Evaluate classification
Rust
#![allow(unused)]
fn main() {
extern crate jammi_db;
extern crate jammi_ai;
extern crate tokio;
use jammi_ai::session::InferenceSession;
async fn ex(session: &InferenceSession) -> jammi_db::error::Result<()> {
use jammi_ai::eval::{EvalTask, InferenceAggregate};
let report = session.eval_inference(
"facebook/bart-large-mnli",
"test_data",
&["text".into()],
EvalTask::Classification,
"golden.public.labels",
"category",
).await?;
match &report.aggregate {
InferenceAggregate::Classification(c) => {
println!("Accuracy: {}", c.accuracy);
println!("Macro F1: {}", c.f1);
}
InferenceAggregate::Ner(n) => {
println!("NER F1: {}", n.f1);
}
}
println!("per_record predictions: {}", report.per_record.len());
Ok(()) }
}
Python
metrics = db.eval_inference(
model="facebook/bart-large-mnli",
source="test_data",
columns=["text"],
task="classification",
golden_source="golden.public.labels",
label_column="category",
)
# `aggregate` is tagged by `task`; for classification it carries
# `accuracy`, `f1`, and `per_class`.
agg = metrics["aggregate"]
print(f"Accuracy: {agg['accuracy']:.3f}")
print(f"Macro F1: {agg['f1']:.3f}")
# `per_record` is one entry per aligned predicted/gold pair.

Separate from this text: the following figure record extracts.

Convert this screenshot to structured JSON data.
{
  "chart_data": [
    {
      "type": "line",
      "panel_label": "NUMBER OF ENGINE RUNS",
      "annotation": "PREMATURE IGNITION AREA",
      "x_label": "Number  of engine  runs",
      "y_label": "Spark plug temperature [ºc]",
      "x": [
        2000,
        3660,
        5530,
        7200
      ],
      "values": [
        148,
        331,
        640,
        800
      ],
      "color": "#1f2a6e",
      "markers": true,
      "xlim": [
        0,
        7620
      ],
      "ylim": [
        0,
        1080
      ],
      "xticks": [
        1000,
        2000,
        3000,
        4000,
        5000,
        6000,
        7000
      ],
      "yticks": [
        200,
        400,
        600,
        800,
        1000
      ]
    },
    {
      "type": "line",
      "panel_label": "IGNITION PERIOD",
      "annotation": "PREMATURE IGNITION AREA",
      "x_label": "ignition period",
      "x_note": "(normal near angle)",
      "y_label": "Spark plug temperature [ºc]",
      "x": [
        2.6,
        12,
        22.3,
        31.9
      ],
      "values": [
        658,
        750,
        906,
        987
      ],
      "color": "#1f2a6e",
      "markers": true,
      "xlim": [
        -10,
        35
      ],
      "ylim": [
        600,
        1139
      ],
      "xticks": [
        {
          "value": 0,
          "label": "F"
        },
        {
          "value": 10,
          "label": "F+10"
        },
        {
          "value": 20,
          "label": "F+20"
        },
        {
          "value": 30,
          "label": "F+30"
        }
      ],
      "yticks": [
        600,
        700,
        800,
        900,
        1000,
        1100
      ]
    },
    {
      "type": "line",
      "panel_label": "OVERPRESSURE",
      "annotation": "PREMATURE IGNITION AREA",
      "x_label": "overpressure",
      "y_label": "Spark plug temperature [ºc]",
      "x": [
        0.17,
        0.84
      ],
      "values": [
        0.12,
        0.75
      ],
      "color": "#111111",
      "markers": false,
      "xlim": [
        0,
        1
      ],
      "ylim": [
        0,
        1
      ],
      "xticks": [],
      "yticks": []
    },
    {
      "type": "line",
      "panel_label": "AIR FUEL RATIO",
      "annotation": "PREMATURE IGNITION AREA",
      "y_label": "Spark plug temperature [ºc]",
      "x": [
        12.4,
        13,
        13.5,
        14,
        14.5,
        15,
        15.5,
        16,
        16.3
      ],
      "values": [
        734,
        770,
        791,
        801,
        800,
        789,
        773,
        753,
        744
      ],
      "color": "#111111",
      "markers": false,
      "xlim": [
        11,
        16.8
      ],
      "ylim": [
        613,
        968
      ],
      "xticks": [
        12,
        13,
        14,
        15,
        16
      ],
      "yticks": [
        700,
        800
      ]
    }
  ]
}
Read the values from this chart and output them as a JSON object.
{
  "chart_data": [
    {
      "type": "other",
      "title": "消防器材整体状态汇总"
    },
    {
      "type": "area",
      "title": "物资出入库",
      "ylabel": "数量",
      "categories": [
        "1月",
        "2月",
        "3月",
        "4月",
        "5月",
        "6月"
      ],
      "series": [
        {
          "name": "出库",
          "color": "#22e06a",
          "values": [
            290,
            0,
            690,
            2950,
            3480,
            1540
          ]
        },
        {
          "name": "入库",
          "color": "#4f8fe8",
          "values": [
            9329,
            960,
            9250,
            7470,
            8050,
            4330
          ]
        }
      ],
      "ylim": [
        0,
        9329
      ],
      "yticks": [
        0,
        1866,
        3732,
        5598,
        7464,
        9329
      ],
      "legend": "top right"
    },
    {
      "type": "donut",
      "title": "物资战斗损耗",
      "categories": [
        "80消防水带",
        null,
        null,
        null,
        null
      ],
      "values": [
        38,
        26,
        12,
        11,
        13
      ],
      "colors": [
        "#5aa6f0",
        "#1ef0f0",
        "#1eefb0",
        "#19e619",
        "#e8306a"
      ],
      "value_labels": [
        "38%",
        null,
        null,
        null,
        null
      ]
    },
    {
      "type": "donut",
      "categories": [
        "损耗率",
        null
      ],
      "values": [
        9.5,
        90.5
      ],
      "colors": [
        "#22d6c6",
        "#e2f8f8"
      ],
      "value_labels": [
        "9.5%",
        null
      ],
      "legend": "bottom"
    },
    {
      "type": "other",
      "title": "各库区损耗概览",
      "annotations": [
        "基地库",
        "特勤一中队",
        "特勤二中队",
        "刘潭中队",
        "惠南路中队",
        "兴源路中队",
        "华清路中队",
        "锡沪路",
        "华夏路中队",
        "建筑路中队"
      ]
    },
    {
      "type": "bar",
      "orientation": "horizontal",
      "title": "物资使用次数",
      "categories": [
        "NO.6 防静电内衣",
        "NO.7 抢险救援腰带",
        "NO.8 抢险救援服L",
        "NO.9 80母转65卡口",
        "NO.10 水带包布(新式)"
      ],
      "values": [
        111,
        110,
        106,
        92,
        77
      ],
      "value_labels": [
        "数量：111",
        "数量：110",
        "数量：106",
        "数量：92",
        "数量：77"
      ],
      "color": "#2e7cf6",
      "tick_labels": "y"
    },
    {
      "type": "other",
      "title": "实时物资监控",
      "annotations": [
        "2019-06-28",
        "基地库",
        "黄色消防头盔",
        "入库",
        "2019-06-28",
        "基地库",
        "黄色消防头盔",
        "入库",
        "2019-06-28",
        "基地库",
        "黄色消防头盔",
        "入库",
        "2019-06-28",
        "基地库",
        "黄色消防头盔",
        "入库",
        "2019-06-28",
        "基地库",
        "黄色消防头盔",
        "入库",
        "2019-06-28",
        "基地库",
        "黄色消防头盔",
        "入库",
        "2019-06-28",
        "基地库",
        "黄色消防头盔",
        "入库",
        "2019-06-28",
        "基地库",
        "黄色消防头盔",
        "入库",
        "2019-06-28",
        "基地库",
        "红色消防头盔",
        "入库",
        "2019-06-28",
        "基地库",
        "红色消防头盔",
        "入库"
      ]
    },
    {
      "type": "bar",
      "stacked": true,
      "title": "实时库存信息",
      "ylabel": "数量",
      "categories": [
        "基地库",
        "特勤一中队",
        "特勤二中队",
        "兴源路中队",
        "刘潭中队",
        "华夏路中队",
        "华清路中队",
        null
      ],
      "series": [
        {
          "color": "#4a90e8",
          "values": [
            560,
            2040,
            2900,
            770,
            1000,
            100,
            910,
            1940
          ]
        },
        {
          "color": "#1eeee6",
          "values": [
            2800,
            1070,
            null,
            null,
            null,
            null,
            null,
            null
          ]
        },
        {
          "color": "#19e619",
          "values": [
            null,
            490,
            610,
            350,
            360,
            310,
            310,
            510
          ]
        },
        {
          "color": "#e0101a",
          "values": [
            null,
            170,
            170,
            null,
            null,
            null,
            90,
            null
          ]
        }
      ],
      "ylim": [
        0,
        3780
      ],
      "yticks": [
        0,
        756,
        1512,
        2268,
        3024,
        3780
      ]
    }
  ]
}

print(f"per_record predictions: {len(metrics['per_record'])}")
Eval runs in the catalog
Every evaluation is recorded automatically:
#![allow(unused)]
fn main() {
extern crate jammi_db;
extern crate jammi_ai;
extern crate tokio;
use jammi_ai::session::InferenceSession;
async fn ex(session: &InferenceSession) -> jammi_db::error::Result<()> {
let runs = session.catalog().list_eval_runs().await?;
for run in &runs {
println!("{}: {} on {} (k={:?})", run.eval_run_id, run.eval_type, run.golden_source, run.k);
}
Ok(()) }
}
Schema validation
Golden datasets are validated before evaluation starts. Missing or wrong-type columns produce clear errors:
Eval error: Golden dataset missing required column 'query_text'
Eval error: Golden dataset column 'query_id' has type Boolean, expected Utf8
Integer ID columns (Int32, Int64) are accepted where Utf8 is expected.